I have been thinking a lot today about this work I heard Dan Fishback read last evening at Dixon Place. The work talked about what it means for him, born in 1981, the same year as the AIDS crisis began, to grow up gay in the shadow of this thing, in the wreckage of this thing. It was an insanely beautiful piece and really moved me a great deal. To see someone work with such big themes in such successful ways, someone working the theme of being born in 1981, the year also of my own birth, really made me want to get my shit together and take writing more seriously, that there are really great things to be written, to attempt to say, and to witness one of my peers articulate things so well and in such a lovely fashion really made me want to spend more time in front of my laptop (and not on Facebook).
I sat next to Diego in the space, had gone with him to happy hour earlier at the Stonewall, where some young kid had proudly showed off the staples in his head to me while I was alone at the bar and awaiting Diego's company. The kid was real young looking and was sort of bragging about this "design," telling me in too flip a fashion that his boyfriend had broke a glass over his head the other evening at Barracuda and he had to get staples in his head at the emergency room. I eyed the clock behind the bar out of the corner of my eye, wondering where Diego was, wondering why this person was so crazy, wondering where I was.
The work that Dan read talked about a lost generation of gays, things and people and a culture lost. It talked about awkward adolescent moments of sex. It talked about Catwoman and Madonna and gays being persecuted currently around the world. After the reading ended, I gave Diego a gigantic hug, pulled him close to me, and wanted to feel connected, knew that I was connected to this person, that I cared so much about him, and wanted to make this known, so gave him a hug, shared a moment physically to somehow convey the impression left on us by the reading.
I had another drink in the lobby of the place, walked with Diego to Parkside Lounge and left there quickly, not really wanting to be there and walked up to Erica's house, bought some whiskey along the way, and thought about this life I am living.

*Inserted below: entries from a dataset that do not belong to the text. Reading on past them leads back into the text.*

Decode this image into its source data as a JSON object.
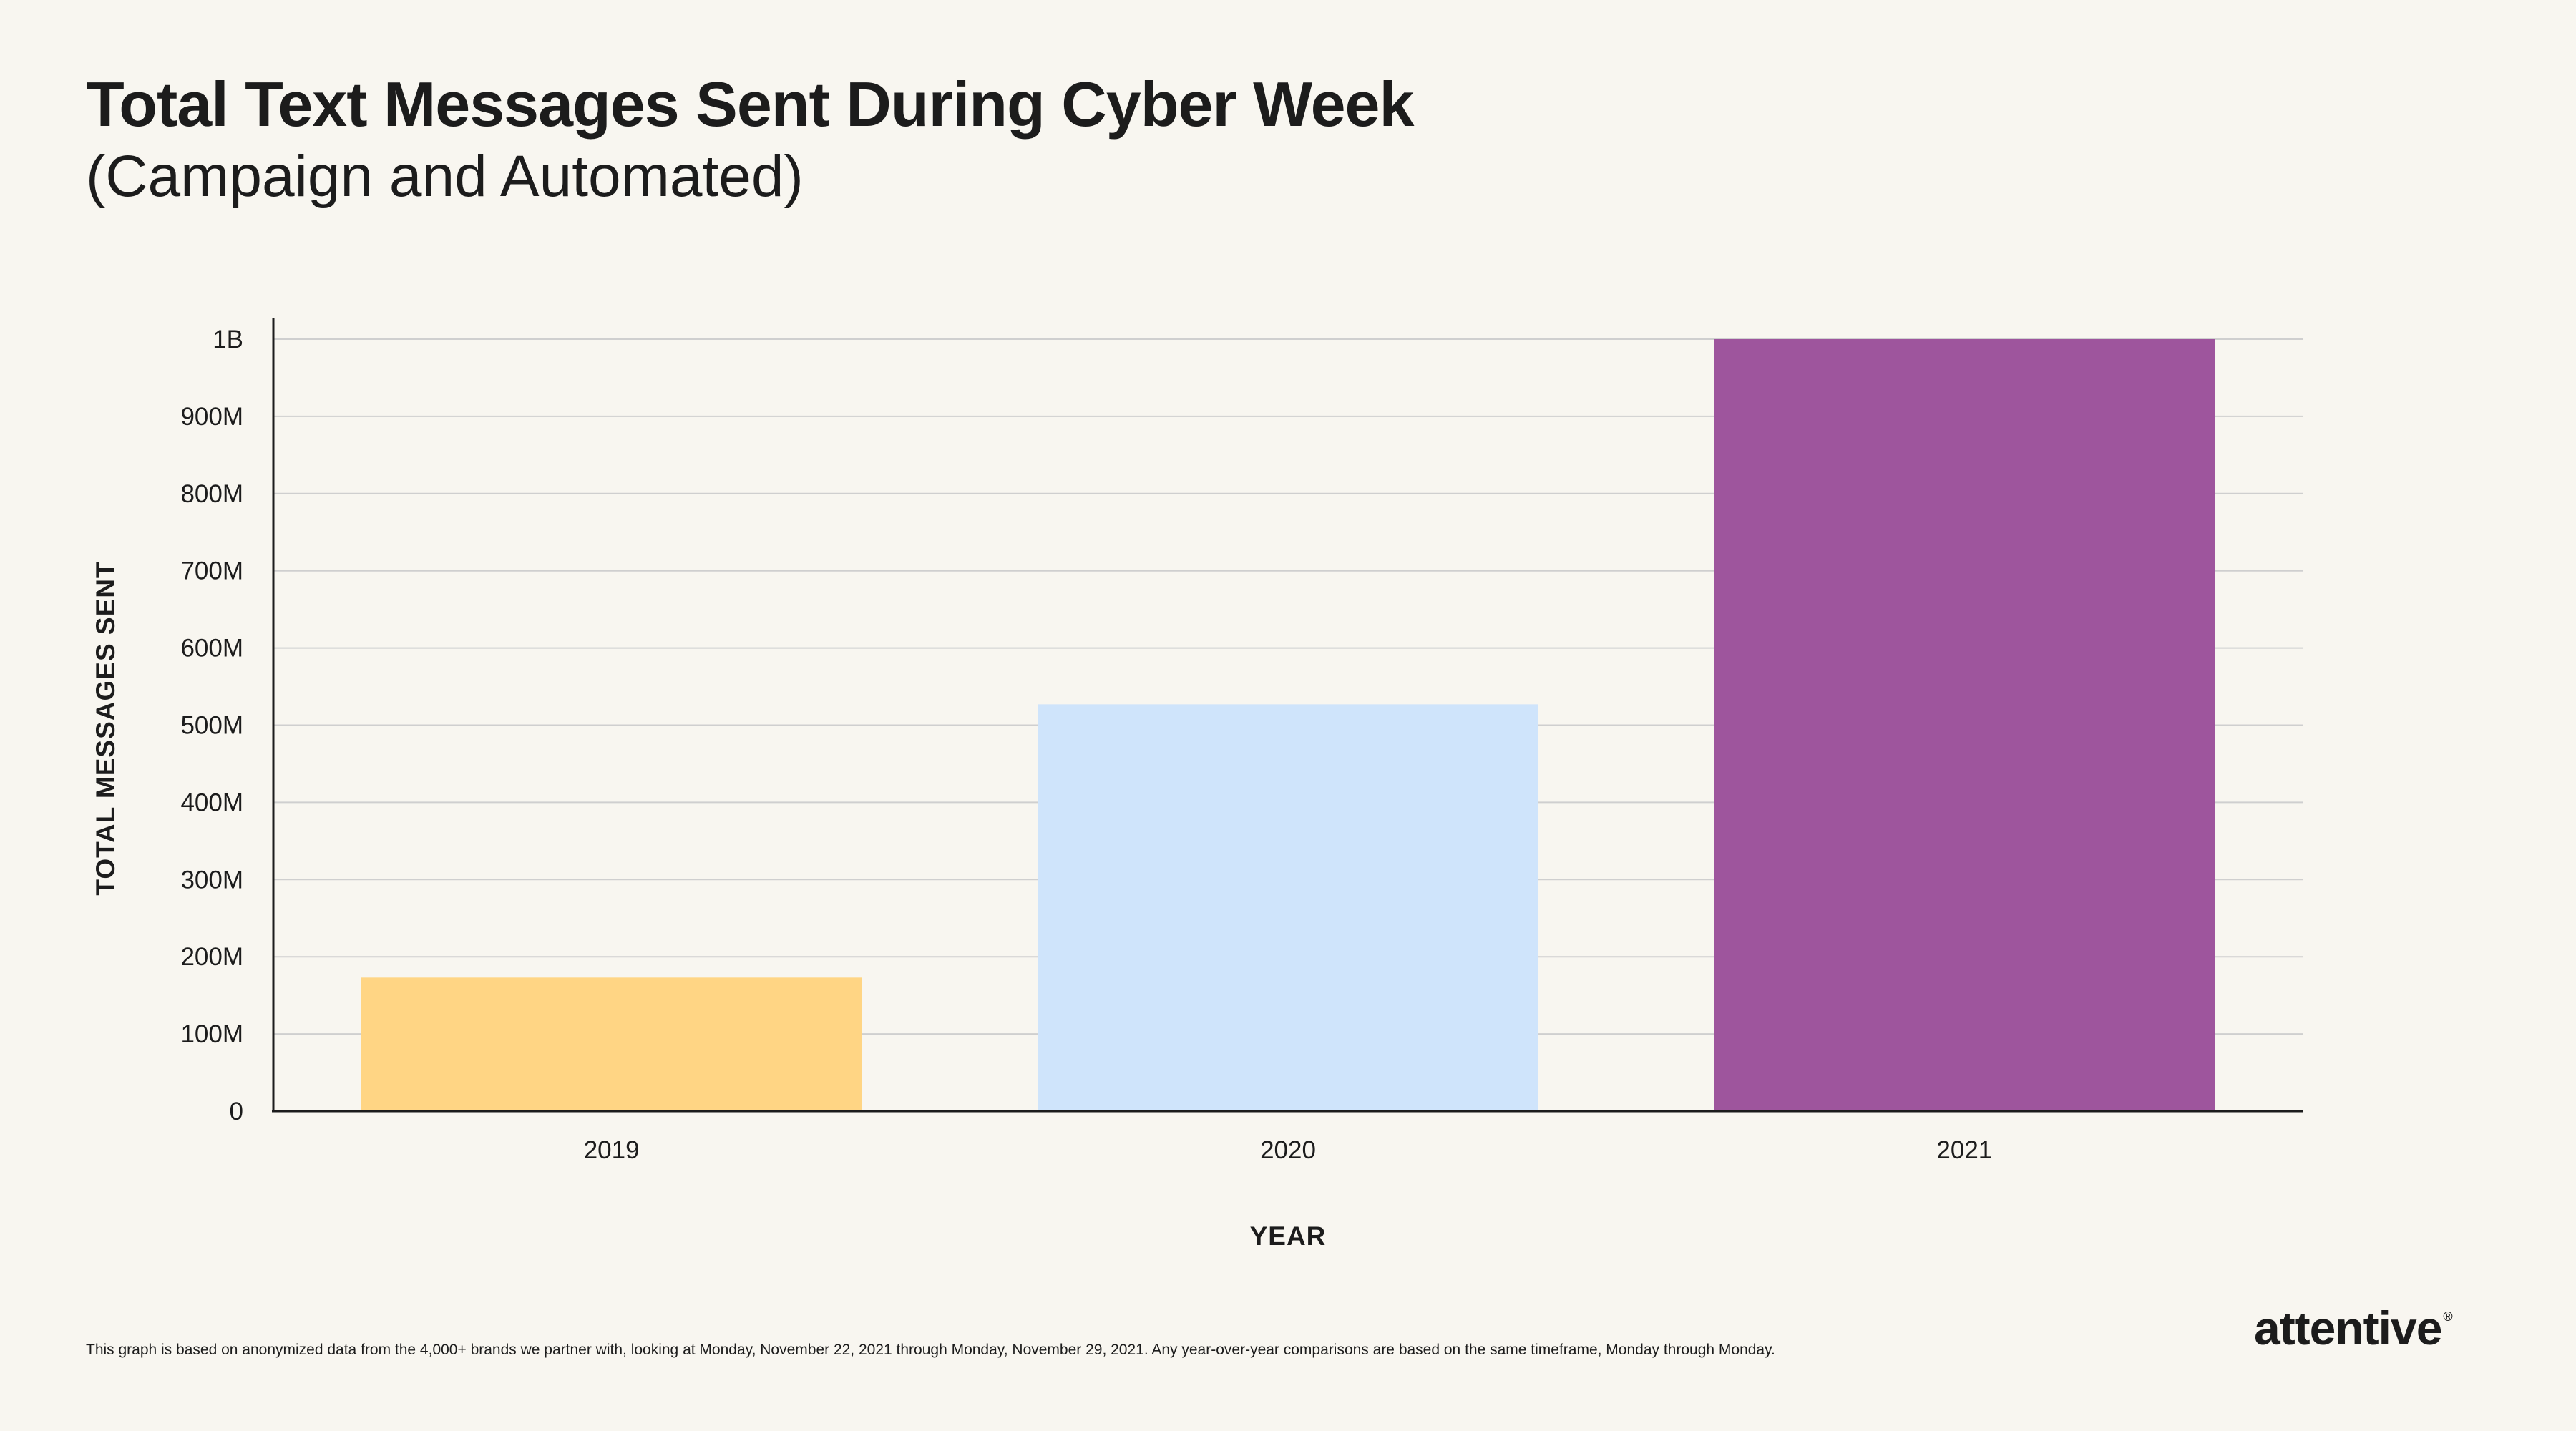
{
  "header": {
    "title": "Total Text Messages Sent During Cyber Week",
    "subtitle": "(Campaign and Automated)"
  },
  "chart_data": {
    "type": "bar",
    "categories": [
      "2019",
      "2020",
      "2021"
    ],
    "values": [
      173000000,
      527000000,
      1000000000
    ],
    "colors": [
      "#ffd584",
      "#cfe4fb",
      "#9e559d"
    ],
    "xlabel": "YEAR",
    "ylabel": "TOTAL MESSAGES SENT",
    "ylim": [
      0,
      1000000000
    ],
    "yticks": [
      0,
      100000000,
      200000000,
      300000000,
      400000000,
      500000000,
      600000000,
      700000000,
      800000000,
      900000000,
      1000000000
    ],
    "ytick_labels": [
      "0",
      "100M",
      "200M",
      "300M",
      "400M",
      "500M",
      "600M",
      "700M",
      "800M",
      "900M",
      "1B"
    ],
    "grid": true,
    "legend": "none"
  },
  "footer": {
    "note": "This graph is based on anonymized data from the 4,000+ brands we partner with, looking at Monday, November 22, 2021 through Monday, November 29, 2021. Any year-over-year comparisons are based on the same timeframe, Monday through Monday.",
    "brand": "attentive",
    "brand_mark": "®"
  }
}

I have Pandora on and "Nada Personal" is playing right now. I am losing the focus I had intended to bring to this thing, distracted by this song, by my hunger, by the fact that Jacob is coming over very shortly and that I told him I would make him dinner and that really I should get to that project, the project of feeding our bodies rather than this thing, this Internet thing. But this feeds something in me also, less easily identifiable a hunger than the one that food sates, but a hunger still.
I was cleaning my bathroom earlier this evening and there was a Virgin Mary trinket from a necklace that was here when I moved into the apartment and I had too much guilt then to throw it away, thought it a bad omen to do so. Raised Catholic and the thought of sin and sacrilege still present, some idea of consequences, of the sacred. Today, I decided though that I didn't purchase the thing, that I didn't need to hold on to it, and tossed it in the garbage.
A couple weeks ago, my aunt, my dad's sister, mailed me a box of things of his. She asked me not to throw it away if I didn't want the stuff, to send it back. They were cheap and tacky knick-knacks, a couple of religious necklaces. I left the box underneath my bed for a couple weeks, really not wanting any of it and not wanting to mail it back to my aunt who would have been real offended and even more sure that I was out to piss all over the memory of her brother, who she has some religious devotion to in her own aging state now. I threw the box away, wanted it out of my house, out of my space, that to even store these items somewhere buried in a back corner would have some energy in this space that I didn't want. If it was a Pink Floyd album or something else of his that I remember of him, I would have kept it, but they were these maudlin items that I could only imagine him buying when very near death from lung cancer and wanting to somehow atone for a life of sin. I don't carry things with me. I am trying not to. I let them go, set them on curbs on trash days. I am trying to travel light.